[llvm-dev] Vectorizing multiple exit loops

Mon Sep 30 14:00:53 PDT 2019

On Mon, 30 Sep 2019 at 20:59, Zaks, Ayal (Mobileye) <ayal.zaks at intel.com> wrote:
> > AFAIK this isn't strictly in the immediate plans, but loop splitting was one of
> > the aims for doing outer-loop vectorisation.
>
> The aim being to vectorize an outer-loop when an inner-loop is difficult / requires loop splitting to vectorize?

Not specifically, but I guess I was "specific", sorry about that. :)

I meant that loop splitting is one particular case that can expose
outer-loop vectorisation opportunities in VPlan, as you describe
below.

> VPlan is designed to support the tentative decisions and alternatives when vectorizing. E.g., when different types of instructions are to be generated for different VF's. Loop index splitting, and turning a multiple exit loop into a (countable) single exit loop, seem like preparatory transformations that can enable vectorization and/or interleaving for any VF/UF, similar to loop distribution.

Right, for probing the search space in more than one path, and picking
the best overall, not the first profitable.

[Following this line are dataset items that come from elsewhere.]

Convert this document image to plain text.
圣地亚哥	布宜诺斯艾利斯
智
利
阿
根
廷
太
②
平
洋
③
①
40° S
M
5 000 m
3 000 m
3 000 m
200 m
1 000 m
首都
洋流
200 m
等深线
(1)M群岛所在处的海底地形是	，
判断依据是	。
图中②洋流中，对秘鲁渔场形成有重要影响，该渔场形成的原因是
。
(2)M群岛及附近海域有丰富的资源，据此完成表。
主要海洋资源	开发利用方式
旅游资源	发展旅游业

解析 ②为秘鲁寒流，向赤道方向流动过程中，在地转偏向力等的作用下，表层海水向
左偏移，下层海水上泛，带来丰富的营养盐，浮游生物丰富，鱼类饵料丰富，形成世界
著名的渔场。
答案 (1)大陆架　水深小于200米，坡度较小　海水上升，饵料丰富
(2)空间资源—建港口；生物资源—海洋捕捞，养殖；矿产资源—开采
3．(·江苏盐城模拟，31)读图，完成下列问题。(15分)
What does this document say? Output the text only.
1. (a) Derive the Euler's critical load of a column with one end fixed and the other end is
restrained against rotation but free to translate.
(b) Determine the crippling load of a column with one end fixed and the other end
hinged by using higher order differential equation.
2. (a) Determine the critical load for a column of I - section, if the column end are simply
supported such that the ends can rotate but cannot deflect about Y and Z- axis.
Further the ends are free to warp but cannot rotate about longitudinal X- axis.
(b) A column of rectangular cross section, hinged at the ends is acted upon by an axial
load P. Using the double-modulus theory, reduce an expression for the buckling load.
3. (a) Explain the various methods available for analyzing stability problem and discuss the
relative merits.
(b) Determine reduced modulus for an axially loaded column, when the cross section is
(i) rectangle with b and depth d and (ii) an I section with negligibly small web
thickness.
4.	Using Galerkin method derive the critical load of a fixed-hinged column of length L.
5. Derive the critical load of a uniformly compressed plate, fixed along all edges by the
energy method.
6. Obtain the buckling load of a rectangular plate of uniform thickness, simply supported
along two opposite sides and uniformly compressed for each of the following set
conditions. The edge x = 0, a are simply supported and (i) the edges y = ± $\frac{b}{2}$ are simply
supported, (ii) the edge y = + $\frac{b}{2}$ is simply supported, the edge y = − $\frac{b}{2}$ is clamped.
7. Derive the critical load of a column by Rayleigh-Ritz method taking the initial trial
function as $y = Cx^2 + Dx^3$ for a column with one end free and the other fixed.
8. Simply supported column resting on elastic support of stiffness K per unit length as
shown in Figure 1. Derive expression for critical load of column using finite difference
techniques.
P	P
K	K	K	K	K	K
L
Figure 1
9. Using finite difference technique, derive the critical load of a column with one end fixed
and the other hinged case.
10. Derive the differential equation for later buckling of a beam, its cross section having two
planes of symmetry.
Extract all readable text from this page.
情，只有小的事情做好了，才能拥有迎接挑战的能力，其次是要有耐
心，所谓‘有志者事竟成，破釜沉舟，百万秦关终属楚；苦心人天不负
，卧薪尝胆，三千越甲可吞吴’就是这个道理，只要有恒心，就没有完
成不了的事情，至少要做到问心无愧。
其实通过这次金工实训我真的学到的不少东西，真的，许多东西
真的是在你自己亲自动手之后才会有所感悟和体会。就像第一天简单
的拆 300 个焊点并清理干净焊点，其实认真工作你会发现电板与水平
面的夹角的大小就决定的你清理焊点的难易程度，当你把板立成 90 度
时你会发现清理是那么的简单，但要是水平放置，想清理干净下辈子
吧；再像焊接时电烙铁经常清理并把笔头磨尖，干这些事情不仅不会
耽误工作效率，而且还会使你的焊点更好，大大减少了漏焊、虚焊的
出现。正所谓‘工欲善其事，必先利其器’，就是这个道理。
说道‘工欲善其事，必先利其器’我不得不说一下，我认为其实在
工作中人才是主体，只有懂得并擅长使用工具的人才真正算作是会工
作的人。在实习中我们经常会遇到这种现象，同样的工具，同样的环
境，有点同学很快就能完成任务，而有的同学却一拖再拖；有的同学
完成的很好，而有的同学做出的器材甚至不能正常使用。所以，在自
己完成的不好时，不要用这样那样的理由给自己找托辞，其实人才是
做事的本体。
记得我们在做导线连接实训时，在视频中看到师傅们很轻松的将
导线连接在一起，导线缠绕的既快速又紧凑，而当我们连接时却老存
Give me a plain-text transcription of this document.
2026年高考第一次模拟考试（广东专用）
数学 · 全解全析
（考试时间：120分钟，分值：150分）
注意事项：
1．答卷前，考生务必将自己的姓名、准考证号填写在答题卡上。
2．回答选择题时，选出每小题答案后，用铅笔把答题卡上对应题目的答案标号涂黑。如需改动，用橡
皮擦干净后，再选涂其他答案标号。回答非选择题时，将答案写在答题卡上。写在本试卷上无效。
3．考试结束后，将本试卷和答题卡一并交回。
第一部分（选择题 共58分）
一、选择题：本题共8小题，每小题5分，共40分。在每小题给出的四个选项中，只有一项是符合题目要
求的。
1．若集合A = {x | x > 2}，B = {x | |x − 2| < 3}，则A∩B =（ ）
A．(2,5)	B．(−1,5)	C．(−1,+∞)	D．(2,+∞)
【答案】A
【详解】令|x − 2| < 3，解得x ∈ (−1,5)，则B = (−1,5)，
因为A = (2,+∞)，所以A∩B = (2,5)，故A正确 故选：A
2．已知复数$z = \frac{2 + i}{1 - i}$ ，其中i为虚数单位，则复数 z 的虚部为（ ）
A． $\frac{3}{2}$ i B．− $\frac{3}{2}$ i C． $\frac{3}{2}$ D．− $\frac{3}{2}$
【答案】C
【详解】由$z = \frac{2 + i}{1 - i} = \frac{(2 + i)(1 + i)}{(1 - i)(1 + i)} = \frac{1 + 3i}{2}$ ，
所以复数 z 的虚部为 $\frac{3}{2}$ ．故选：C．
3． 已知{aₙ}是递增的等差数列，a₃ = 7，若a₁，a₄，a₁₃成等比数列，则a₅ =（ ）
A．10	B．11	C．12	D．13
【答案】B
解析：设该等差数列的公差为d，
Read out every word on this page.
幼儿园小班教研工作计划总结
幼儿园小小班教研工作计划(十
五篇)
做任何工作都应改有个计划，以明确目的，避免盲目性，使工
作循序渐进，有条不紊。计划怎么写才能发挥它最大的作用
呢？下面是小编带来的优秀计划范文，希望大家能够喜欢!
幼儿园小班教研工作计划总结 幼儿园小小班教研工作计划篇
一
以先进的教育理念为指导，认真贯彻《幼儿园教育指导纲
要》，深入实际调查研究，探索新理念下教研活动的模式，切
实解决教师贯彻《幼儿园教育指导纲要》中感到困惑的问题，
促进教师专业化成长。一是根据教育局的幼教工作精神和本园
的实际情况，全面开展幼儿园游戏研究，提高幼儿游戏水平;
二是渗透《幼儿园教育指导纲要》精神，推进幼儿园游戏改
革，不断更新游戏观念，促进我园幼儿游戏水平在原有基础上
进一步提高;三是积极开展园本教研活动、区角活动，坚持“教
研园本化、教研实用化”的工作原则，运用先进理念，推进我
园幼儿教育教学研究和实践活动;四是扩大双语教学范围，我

With some conservative
heuristics we can restrict the combinations and reach a reasonable
solution without considerably more compile time.

> VPlan currently models the instructions inside the vector loop. If a "while" or multiple exit loop has stores above the "break point", it may be possible to sink them in order to avoid issuing speculative stores. LV applies similar "SinkAfter" code motion when needed to facilitate 1st order recurrence. Loads may indeed be handled speculatively by dereferencability, which may in turn require peeling the first iterations to reach an  aligned address. Such peeling may be folded into the vector loop by masking, if desired, analogous to LV's foldTailByMasking.

There was also another work, for platforms without masking, to fold
tail loops into smaller VFs, but I think that didn't go in because it
increased complexity a lot and performance by almost nothing. With
most large vector platforms now supporting masks, I think peeling with
masks may be a generic and sufficient approach on both ends, and leave
head/tail scalar loops for older platforms.